Morning Thanks

Garrison Keillor once said we'd all be better off if we all started the day by giving thanks for just one thing. I'll try.

Tuesday, June 20, 2017

The Solstice


Here's a pleasant thought: Islam is getting soft. 

I'm serious. It's happening, and it's happening today especially, the longest day of the year.

Just so happens that this year the month of Ramadan, Islam's high-holy days, just happens to coincide with the summer solstice, which is no big deal if you live anywhere near the equator, but more than a little troublesome if, as so many Muslims do today, you live farther north, say in Norway or Denmark.

Why troublesome? Because Ramadan requires fasting between sunrise and sunset, which means--you can see where this is going--that Muslims who live anywhere near, say, Ft. Yukon, Alaska, go into near starvation because, for them, the sun barely sets. You go hungry 23 hours, then pig out and start the whole horror over again the next day 

"Not fair," some believer from up north must have said. So the head Imam--or a committee thereof--determined that a good Muslim, no matter where he or she lives beneath the arc of the sun, can celebrate Ramadan by watching the hours of the day in Mecca, no matter when darkness falls, and fast only during those hours.

I know old men in my religion who'd call that argument what it is--a slippery slope. See what I mean?--today the mosque is run by liberals!
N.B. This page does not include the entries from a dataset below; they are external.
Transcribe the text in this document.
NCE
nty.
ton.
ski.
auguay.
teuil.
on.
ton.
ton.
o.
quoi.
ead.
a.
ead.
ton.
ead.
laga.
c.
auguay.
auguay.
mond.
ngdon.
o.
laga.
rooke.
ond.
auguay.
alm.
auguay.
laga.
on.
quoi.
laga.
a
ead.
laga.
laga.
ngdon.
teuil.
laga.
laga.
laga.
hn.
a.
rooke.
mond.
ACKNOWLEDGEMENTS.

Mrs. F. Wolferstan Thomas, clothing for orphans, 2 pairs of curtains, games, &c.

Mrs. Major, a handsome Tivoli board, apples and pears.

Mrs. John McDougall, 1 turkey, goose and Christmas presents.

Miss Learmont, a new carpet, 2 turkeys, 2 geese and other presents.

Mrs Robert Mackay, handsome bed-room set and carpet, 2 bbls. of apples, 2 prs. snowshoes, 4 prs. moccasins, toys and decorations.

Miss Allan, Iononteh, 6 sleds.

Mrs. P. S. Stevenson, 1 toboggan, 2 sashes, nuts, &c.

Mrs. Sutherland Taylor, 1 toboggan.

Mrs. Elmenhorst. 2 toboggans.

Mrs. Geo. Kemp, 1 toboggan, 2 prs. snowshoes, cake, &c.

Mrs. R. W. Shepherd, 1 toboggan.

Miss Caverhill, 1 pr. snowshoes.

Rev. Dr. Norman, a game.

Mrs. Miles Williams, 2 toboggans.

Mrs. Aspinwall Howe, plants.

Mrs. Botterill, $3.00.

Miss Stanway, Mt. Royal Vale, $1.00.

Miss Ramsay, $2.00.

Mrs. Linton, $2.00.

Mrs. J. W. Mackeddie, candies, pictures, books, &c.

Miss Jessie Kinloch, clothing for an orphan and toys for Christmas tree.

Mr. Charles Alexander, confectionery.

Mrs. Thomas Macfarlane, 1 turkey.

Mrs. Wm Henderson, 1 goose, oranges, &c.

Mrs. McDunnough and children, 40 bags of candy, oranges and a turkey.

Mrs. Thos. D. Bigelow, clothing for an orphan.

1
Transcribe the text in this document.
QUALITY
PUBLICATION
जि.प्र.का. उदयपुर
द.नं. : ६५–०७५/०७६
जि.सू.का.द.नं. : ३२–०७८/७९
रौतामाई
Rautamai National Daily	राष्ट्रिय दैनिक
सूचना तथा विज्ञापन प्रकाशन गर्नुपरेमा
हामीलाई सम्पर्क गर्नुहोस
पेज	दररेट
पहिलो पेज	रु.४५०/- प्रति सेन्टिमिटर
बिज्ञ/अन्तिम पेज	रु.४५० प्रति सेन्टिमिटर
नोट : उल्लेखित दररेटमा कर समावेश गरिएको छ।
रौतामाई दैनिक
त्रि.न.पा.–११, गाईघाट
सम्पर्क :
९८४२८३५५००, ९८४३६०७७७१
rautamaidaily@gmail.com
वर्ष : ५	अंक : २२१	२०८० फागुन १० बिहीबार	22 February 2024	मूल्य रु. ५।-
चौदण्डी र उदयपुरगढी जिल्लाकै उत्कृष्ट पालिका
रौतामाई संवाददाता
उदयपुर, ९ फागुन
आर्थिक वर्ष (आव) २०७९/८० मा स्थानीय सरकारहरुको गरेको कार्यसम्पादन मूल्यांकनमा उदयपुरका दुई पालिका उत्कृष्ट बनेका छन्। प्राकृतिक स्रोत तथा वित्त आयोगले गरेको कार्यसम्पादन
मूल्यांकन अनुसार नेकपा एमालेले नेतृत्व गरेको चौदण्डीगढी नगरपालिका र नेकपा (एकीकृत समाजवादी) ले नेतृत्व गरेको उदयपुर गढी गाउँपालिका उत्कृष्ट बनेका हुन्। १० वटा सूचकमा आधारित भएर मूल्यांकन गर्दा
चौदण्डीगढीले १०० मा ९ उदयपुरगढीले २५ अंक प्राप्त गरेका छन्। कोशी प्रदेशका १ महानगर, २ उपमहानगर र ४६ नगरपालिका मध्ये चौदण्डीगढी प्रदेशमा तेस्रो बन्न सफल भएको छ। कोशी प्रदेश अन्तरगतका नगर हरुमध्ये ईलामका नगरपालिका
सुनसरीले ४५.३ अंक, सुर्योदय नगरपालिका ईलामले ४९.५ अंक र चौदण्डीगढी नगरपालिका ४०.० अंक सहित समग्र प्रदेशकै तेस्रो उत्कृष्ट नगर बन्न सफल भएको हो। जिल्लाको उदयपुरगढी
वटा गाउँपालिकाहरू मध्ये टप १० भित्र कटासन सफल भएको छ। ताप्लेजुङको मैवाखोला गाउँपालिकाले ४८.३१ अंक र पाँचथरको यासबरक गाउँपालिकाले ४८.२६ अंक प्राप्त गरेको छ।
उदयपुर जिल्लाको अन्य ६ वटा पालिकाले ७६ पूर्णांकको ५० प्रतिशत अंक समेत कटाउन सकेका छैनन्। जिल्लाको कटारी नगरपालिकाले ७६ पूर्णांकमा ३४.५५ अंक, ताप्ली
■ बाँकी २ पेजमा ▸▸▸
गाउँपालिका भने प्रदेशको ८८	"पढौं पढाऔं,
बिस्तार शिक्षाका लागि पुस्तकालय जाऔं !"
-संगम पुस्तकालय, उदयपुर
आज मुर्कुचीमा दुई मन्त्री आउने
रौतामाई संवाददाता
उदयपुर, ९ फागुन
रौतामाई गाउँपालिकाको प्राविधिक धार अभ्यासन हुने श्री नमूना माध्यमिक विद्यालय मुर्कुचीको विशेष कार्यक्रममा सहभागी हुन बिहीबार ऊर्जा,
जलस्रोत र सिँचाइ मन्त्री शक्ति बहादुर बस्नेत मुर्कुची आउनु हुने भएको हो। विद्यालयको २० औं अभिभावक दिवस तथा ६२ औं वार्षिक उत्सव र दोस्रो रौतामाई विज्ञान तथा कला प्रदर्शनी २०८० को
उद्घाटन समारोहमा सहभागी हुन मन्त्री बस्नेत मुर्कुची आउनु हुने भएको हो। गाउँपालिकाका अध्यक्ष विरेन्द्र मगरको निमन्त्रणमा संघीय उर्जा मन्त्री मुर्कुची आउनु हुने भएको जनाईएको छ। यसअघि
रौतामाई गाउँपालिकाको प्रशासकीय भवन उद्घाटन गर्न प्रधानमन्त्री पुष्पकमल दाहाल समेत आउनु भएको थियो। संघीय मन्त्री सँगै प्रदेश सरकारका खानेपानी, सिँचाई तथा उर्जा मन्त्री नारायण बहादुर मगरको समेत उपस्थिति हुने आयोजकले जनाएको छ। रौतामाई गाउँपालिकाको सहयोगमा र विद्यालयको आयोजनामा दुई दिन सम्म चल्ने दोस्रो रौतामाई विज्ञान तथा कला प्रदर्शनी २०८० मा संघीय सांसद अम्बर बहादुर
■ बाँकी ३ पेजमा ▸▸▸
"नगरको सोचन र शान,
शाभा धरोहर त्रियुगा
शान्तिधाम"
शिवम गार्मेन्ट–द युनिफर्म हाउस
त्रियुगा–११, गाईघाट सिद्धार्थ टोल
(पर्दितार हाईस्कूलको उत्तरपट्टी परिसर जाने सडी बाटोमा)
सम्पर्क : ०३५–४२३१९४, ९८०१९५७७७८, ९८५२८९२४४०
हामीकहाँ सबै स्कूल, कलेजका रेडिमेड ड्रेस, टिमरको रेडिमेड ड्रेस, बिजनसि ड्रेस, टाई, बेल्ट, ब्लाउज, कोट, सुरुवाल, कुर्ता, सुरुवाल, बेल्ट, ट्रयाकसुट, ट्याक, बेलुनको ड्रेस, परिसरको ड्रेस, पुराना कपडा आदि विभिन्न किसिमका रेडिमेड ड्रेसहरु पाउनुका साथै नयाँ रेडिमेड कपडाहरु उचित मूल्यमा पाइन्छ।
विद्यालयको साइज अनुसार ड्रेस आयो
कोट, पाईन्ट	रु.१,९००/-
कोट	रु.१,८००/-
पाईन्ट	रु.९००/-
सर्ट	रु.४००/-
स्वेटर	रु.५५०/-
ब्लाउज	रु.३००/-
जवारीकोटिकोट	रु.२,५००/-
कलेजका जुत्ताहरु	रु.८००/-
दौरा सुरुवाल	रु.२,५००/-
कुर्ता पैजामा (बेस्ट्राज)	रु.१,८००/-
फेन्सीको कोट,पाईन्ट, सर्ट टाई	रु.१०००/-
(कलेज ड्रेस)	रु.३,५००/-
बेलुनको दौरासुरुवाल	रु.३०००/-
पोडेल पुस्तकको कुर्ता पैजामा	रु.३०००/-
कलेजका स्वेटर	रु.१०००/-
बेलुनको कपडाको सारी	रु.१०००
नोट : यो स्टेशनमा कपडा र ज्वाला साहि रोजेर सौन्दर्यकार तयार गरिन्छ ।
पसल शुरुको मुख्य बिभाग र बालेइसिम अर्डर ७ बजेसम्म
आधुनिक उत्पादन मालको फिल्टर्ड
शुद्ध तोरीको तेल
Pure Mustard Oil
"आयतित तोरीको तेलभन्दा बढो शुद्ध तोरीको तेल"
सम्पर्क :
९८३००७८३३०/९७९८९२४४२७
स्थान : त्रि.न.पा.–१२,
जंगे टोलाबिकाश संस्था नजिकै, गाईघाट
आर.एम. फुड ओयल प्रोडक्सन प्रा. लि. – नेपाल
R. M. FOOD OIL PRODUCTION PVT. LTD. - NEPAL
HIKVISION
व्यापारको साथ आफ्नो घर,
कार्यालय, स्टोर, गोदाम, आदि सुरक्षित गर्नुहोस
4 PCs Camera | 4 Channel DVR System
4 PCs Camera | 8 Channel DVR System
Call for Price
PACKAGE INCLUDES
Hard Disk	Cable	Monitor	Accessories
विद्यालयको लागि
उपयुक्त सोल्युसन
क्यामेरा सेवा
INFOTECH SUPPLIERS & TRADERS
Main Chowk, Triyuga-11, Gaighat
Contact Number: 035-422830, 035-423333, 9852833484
Today is the longest day of the year. I'm not Muslim, but I'm conscious of summer solstice, as are millions of others because today we are at a point distinguished by a dark reality--there's nowhere to go but down. Our lives edges slowly go south right now. Days go short, nights go long. Summer fades. What's green out back goes brown. Soon we use the fireplace. It's all very sad.

'T'would be really dismal if it weren't an annual thing, a heavenly ritual we celebrate only because the earth is slightly out of round in orbit, it's pilgrimage a bit oblong. Tomorrow the days get shorter--that's not news. Even your bones will tell you as much.

Once upon a time, not so very far from here, some band of Yanktons lived and moved and had their being, just a half mile north and east on a big bend of the river. That's something I like to think. Wherever they were in the neighborhood, I'm sure they paid closer attention to heavenly lights than we do, and with good reason--the only light they had was from up above. 

Here and there they put out rocks to see the sun's progress along the horizon, to determine when it was time to think about moving. This morning, were there ever Yanktons at the bend, some early riser could well have looked down the path of the rocks and said to himself, sadly, that it would soon be time to get out the woolen socks. 

In England, there's a happy crowd at Stonehenge right now because if the sky is not overcast the sun rises right through a central portal at solstice. Right now within those big fat stones a thousand cell phones are shooting the dawn, I'm sure. 

Gorgeous dawns are almost a rule-of-thumb this time of year. This morning's wasn't spectacular, but it was beautiful--a dawn of loose ends, slabs of flatline clouds in pancake layers against a bronze sky in the east. 

But the big story is the bitter sweet solstice, the longest day. Tomorrow won't be. 

The heavens declare the glory of God, the psalmist says. He was right, in so many ways.